A. The value in the FHIM is not just the model and its many healthcare domains, but the tooling and terminology which comes with it. It is a single source of semantics, both structure and terminology, for purposes of interoperability. For system A to talk to system B, the FHIM is a common model to map into and out of.
Q. Can I sit in on a FHIM project meeting?
A. Yes, there are two weekly meetings. The terminology virtual meeting is on Wednesday. The Friday FHIM virtual meeting concentrates on a particular domain with subject matter experts for that domain.
Q. How does the FHIM create an implementation guide?
A. First you create a separate use case model, for instance to send an order from one system to another.

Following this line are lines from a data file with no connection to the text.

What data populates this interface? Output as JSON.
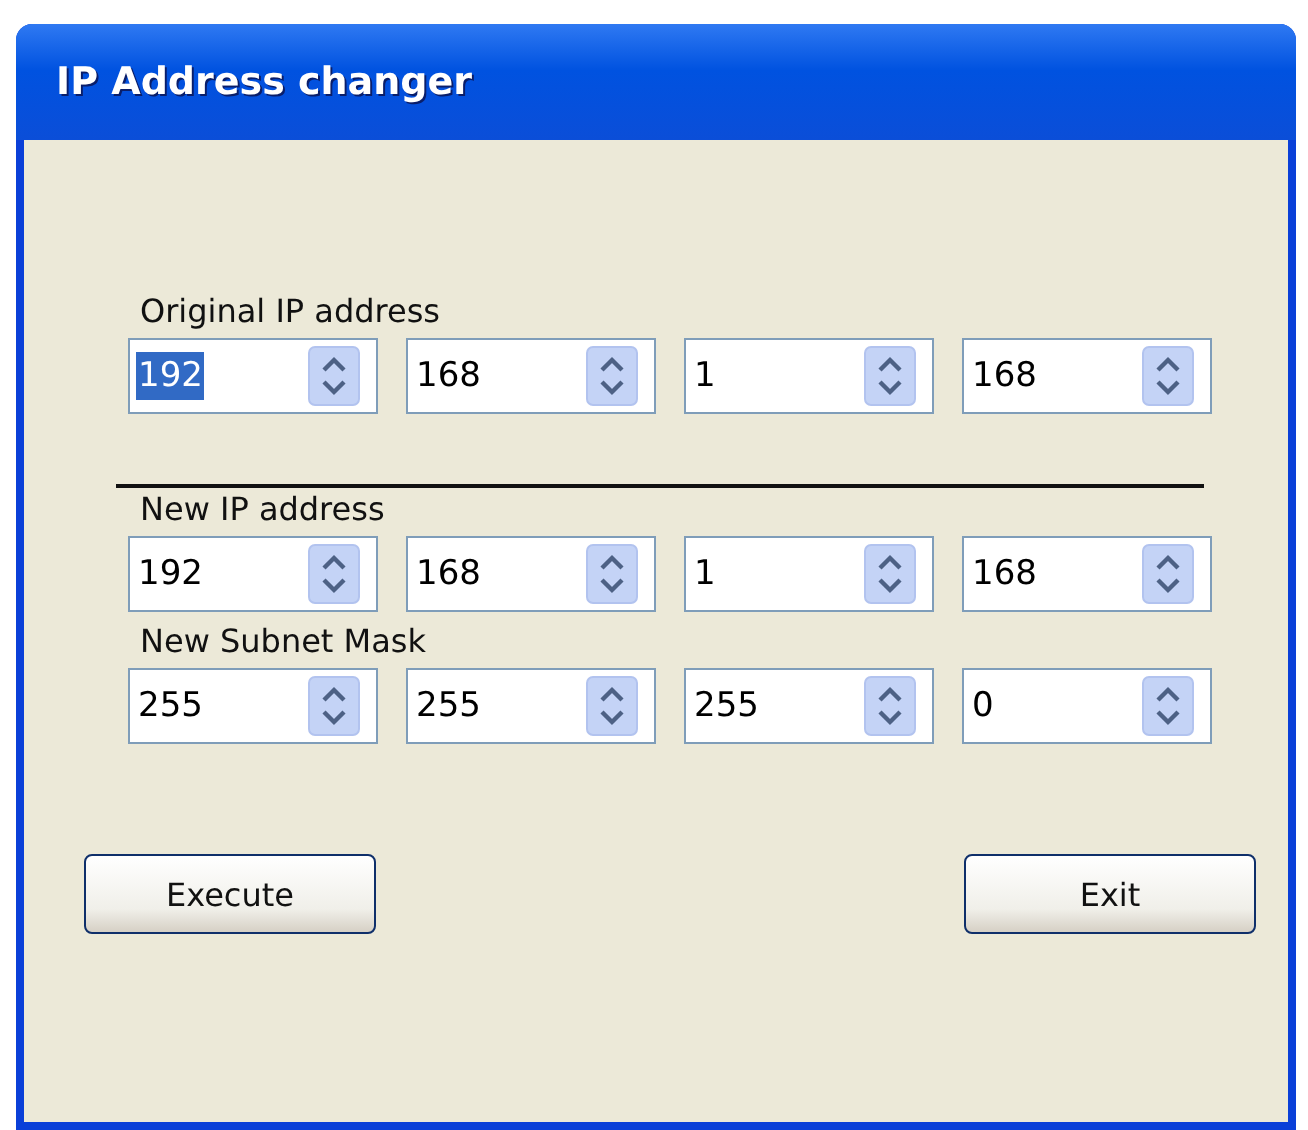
{
  "window": {
    "title": "IP Address changer"
  },
  "groups": [
    {
      "label": "Original IP address",
      "fields": [
        {
          "value": "192",
          "selected": true
        },
        {
          "value": "168",
          "selected": false
        },
        {
          "value": "1",
          "selected": false
        },
        {
          "value": "168",
          "selected": false
        }
      ]
    },
    {
      "label": "New IP address",
      "fields": [
        {
          "value": "192",
          "selected": false
        },
        {
          "value": "168",
          "selected": false
        },
        {
          "value": "1",
          "selected": false
        },
        {
          "value": "168",
          "selected": false
        }
      ]
    },
    {
      "label": "New Subnet Mask",
      "fields": [
        {
          "value": "255",
          "selected": false
        },
        {
          "value": "255",
          "selected": false
        },
        {
          "value": "255",
          "selected": false
        },
        {
          "value": "0",
          "selected": false
        }
      ]
    }
  ],
  "buttons": [
    "Execute",
    "Exit"
  ]
}
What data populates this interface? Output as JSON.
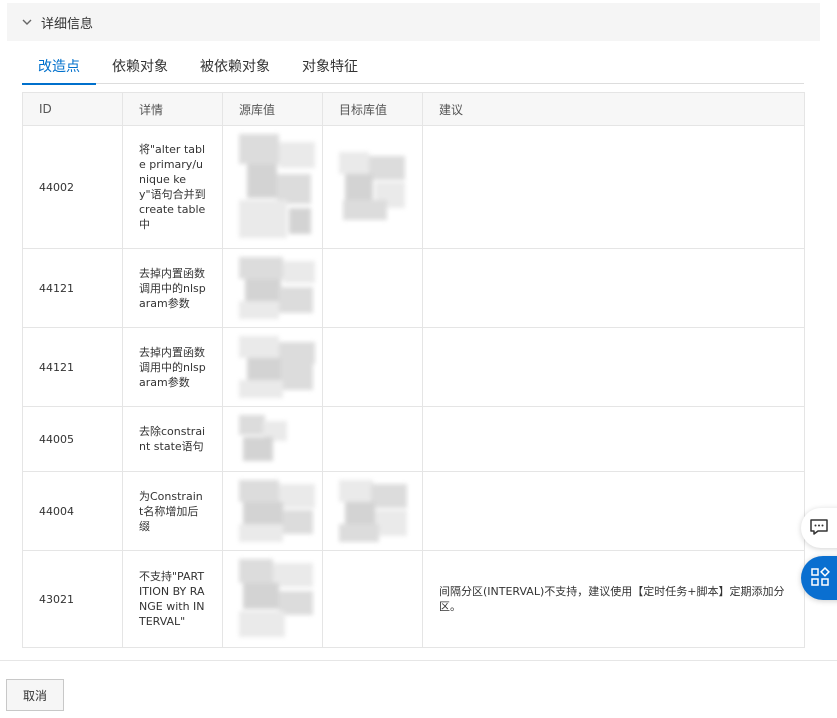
{
  "section": {
    "title": "详细信息",
    "chevron_icon": "chevron-down-icon"
  },
  "tabs": [
    {
      "label": "改造点",
      "active": true
    },
    {
      "label": "依赖对象",
      "active": false
    },
    {
      "label": "被依赖对象",
      "active": false
    },
    {
      "label": "对象特征",
      "active": false
    }
  ],
  "table": {
    "headers": {
      "id": "ID",
      "detail": "详情",
      "source": "源库值",
      "target": "目标库值",
      "suggestion": "建议"
    },
    "rows": [
      {
        "id": "44002",
        "detail": "将\"alter table primary/unique key\"语句合并到create table中",
        "source_redacted": true,
        "target_redacted": true,
        "suggestion": ""
      },
      {
        "id": "44121",
        "detail": "去掉内置函数调用中的nlsparam参数",
        "source_redacted": true,
        "target_redacted": false,
        "suggestion": ""
      },
      {
        "id": "44121",
        "detail": "去掉内置函数调用中的nlsparam参数",
        "source_redacted": true,
        "target_redacted": false,
        "suggestion": ""
      },
      {
        "id": "44005",
        "detail": "去除constraint state语句",
        "source_redacted": true,
        "target_redacted": false,
        "suggestion": ""
      },
      {
        "id": "44004",
        "detail": "为Constraint名称增加后缀",
        "source_redacted": true,
        "target_redacted": true,
        "suggestion": ""
      },
      {
        "id": "43021",
        "detail": "不支持\"PARTITION BY RANGE with INTERVAL\"",
        "source_redacted": true,
        "target_redacted": false,
        "suggestion": "间隔分区(INTERVAL)不支持，建议使用【定时任务+脚本】定期添加分区。"
      }
    ]
  },
  "floating": {
    "message_icon": "message-icon",
    "apps_icon": "apps-icon",
    "accent_color": "#0a6fd0"
  },
  "footer": {
    "cancel_label": "取消"
  },
  "colors": {
    "active_tab": "#0070cc",
    "header_bg": "#f5f5f5"
  }
}
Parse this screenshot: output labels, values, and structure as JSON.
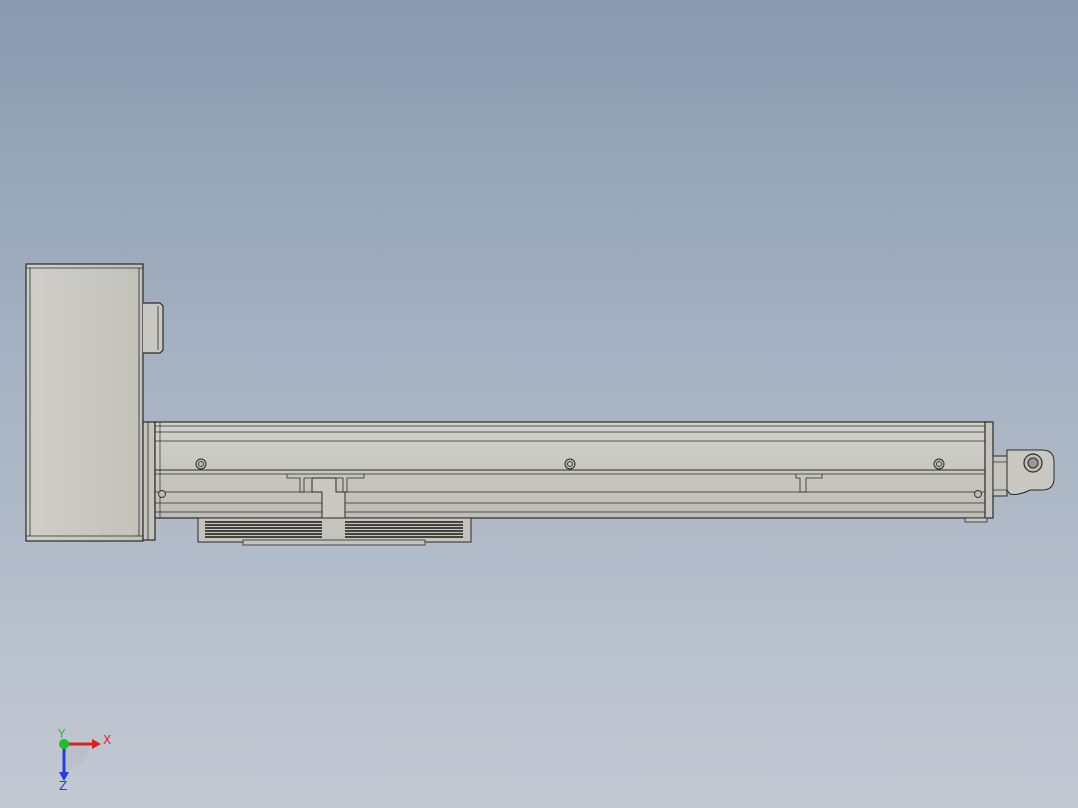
{
  "view": {
    "background_top": "#8a9bb0",
    "background_bottom": "#c3c9d3",
    "part_fill": "#c7c7c1",
    "part_edge": "#2a2a2a"
  },
  "triad": {
    "x_label": "X",
    "y_label": "Y",
    "z_label": "Z",
    "x_color": "#e02020",
    "y_color": "#20c020",
    "z_color": "#2040e0"
  }
}
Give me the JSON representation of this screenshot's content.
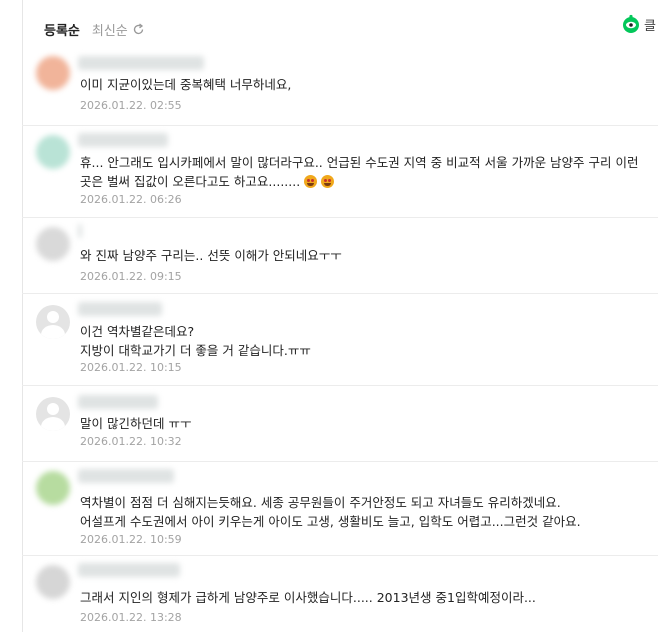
{
  "sort": {
    "active": "등록순",
    "latest": "최신순"
  },
  "right_widget": {
    "label": "클"
  },
  "colors": {
    "accent": "#03c75a"
  },
  "comments": [
    {
      "avatar": "blurred",
      "avatar_color": "#f1b49a",
      "text": "이미 지균이있는데 중복혜택 너무하네요,",
      "date": "2026.01.22. 02:55",
      "emoji_count": 0
    },
    {
      "avatar": "blurred",
      "avatar_color": "#b9e3d6",
      "text": "휴... 안그래도 입시카페에서 말이 많더라구요.. 언급된 수도권 지역 중 비교적 서울 가까운 남양주 구리 이런 곳은 벌써 집값이 오른다고도 하고요........",
      "date": "2026.01.22. 06:26",
      "emoji_count": 2
    },
    {
      "avatar": "blurred",
      "avatar_color": "#d9d9d9",
      "text": "와 진짜 남양주 구리는.. 선뜻 이해가 안되네요ㅜㅜ",
      "date": "2026.01.22. 09:15",
      "emoji_count": 0
    },
    {
      "avatar": "default",
      "avatar_color": "#e4e4e4",
      "text": "이건 역차별같은데요?\n지방이 대학교가기 더 좋을 거 같습니다.ㅠㅠ",
      "date": "2026.01.22. 10:15",
      "emoji_count": 0
    },
    {
      "avatar": "default",
      "avatar_color": "#e4e4e4",
      "text": "말이 많긴하던데 ㅠㅜ",
      "date": "2026.01.22. 10:32",
      "emoji_count": 0
    },
    {
      "avatar": "blurred",
      "avatar_color": "#b7dca0",
      "text": "역차별이 점점 더 심해지는듯해요. 세종 공무원들이 주거안정도 되고 자녀들도 유리하겠네요.\n어설프게 수도권에서 아이 키우는게 아이도 고생, 생활비도 늘고, 입학도 어렵고...그런것 같아요.",
      "date": "2026.01.22. 10:59",
      "emoji_count": 0
    },
    {
      "avatar": "blurred",
      "avatar_color": "#d6d6d6",
      "text": "그래서 지인의 형제가 급하게 남양주로 이사했습니다..... 2013년생 중1입학예정이라...",
      "date": "2026.01.22. 13:28",
      "emoji_count": 0
    }
  ]
}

You pick the data elements you need from the FHIM. Then Model Driven Health Tools is used to create an implementation guide for FHIR, a CDA, a NIEM or whatever is the desired format or platform.
- Side Bar:
- Abbreviations and definitions of commonly used terms in FHIM
- CIM= A Computationally Independent Model, a model which is not geared to any specific operating system or computer language.
- FEA = Federal Enterprise Architecture
- FSAM = Federal Segment Architecture Methodology
- FHA= the Federal Health Architecture
- MDA = Model Driven Architecture
UML = Unified Modeling Language - a notation used to describe the information in a system. This language can be automatically generated from the model diagrams! So the models can in a sense speak to us. They can definitely speak to a computer as they can generate many items of value.